Commentary by Susan Brinkmann, OCDS
Staff Journalist
In the same week that the California Senate Education Committee advanced a law that will require the state’s public schools to rewrite their social science curriculum to promote homosexuality, the chaplain at a private Catholic high school in Indianapolis is being accused of spreading “anti-gay propaganda” for explaining Church teaching on homosexuality in class.
LifeSiteNews.com is reporting that a proposed new law in California that recently passed out of Committee will mandate pro-gay indoctrination of all public school students by forcing the curricula to incorporate the contributions of lesbian, gay, bisexual and transgender Americans. Known as SB 48, it was introduced by an openly homosexual state Senator, Mark Leno, and managed to pass the ten-member Education Committee last week by a 6-3 vote. The bill now moves to the Senate Judiciary Committee, where it will be considered in early April.
The law, which is supposed to counter discrimination of homosexual youth, contains no opt-out provision for parents or teachers. If passed, it will affect the curriculum for students as early as kindergarten.
“People oppose and fear the unfamiliar,” Senator Leno told the New York Times. “When grade-school students understand the arc of the L.G.B.T. movement over 40 years, that otherness begins to dissipate. That’s desperately needed right now.”
However, Leno’s over-reach was openly challenged in Committee by Senator Robert Huff who called the bill a “paradigm shift” that would have the effect of “actively promoting a lifestyle.”
Pro-family organizations agree and are already rallying against the bill.
Randy Thomasson, President of SaveCalifornia.org, believes the bill will cause homosexuals, bisexuals and transsexuals to be presented as role models to California students and called the measure “the most radical sexual indoctrination ever of children in California public schools,” in a letter to Senate Education Committee Chair Alan Lowenthal.
“The appropriate emphasis in history books and social science books is to honor people because of their contributions,” said Candi Cushman, education analyst with Focus on the Family, to LifeSite. “It just seems kind of crazy to be promoting them based on their political or sexual identity. You wouldn’t want to leave people out based on that, but neither do you want to base the entire reason that they’re included in history on sexual identity. It should be based on their historical contributions.”

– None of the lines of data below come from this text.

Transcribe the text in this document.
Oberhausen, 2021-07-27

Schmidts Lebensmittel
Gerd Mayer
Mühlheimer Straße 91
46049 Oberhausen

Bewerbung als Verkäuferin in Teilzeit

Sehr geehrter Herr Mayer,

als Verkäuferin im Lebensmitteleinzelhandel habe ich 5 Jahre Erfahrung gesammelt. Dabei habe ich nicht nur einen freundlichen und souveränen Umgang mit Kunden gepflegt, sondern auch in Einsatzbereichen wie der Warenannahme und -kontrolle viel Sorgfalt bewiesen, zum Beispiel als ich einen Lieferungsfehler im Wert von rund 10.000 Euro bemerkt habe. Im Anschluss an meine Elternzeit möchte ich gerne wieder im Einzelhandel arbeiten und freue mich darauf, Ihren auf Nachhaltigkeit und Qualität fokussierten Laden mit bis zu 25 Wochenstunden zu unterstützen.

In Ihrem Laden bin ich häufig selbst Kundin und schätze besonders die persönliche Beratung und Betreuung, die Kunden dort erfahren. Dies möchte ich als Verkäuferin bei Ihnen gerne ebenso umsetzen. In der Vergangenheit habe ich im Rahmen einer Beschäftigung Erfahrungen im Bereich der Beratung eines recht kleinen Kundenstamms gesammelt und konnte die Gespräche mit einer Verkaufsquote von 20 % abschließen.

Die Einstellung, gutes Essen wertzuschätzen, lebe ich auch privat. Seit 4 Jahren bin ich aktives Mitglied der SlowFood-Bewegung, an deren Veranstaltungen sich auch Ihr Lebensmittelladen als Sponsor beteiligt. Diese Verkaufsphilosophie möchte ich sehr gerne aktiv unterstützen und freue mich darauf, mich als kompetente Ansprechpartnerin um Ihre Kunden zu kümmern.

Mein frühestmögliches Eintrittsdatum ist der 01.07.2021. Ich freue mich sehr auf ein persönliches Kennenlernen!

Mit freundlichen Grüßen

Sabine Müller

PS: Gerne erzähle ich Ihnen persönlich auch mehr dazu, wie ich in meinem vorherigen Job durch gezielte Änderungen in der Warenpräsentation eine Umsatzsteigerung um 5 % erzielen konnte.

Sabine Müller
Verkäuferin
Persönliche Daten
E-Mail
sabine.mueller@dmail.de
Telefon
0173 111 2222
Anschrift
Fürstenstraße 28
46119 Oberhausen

Meanwhile, halfway across the country, Father John Hollowell, chaplain and teacher at Indianapolis’ Cardinal Ritter High School has come under fire for “anti-gay indoctrination” after teaching a class on the Church’s position on homosexuality in a marriage course.
Equality Matters, a media and communications group for homosexual rights, accused Fr. Hollowell on their website of “spouting a stream of homophobic and offensive falsehoods about same-sex marriage and gay people in general to a classroom full of students.”
In the lecture, which Fr. Hollowell posted on YouTube, he explains Church teaching on the subject based on Scripture and the Catechism. After citing Leviticus 20:13 and other places in Scripture where homosexual acts are called an “abomination”, he tells his students: “You have two options,” he says, “God is cool with homosexuality, homosexual acts, I should say … or what the Bible and the Church say about it is correct … There’s no middle ground on that issue.”
He also cites the Catechism, which states that homosexual inclinations are “objectively disordered” and homosexual acts are “acts of grave depravity” and that people with homosexual inclinations should remain chaste.
Equality Matters claims that “several commentators” including the openly gay Bishop Gene Robinson, say there’s a link between this kind of teaching and suicide among homosexual youths, although they cite no credible studies to support this claim. The site also referred to a gay-funded and recently discredited poll that claimed a majority of Catholics support homosexuality as a reason why Fr. Hollowell should not be allowed to instruct students in the faith.
These two incidents are the perfect example of the stunning dichotomy that presently exists in our culture, where in order to stop discrimination against one group of people, laws are drawn up that engender discrimination against another.
And to suggest that a priest not be permitted to teach Catholic beliefs in the Church’s own schools clearly crosses the line between wanting to end unjust discrimination and infringing upon the right of all Americans to the free exercise of religion.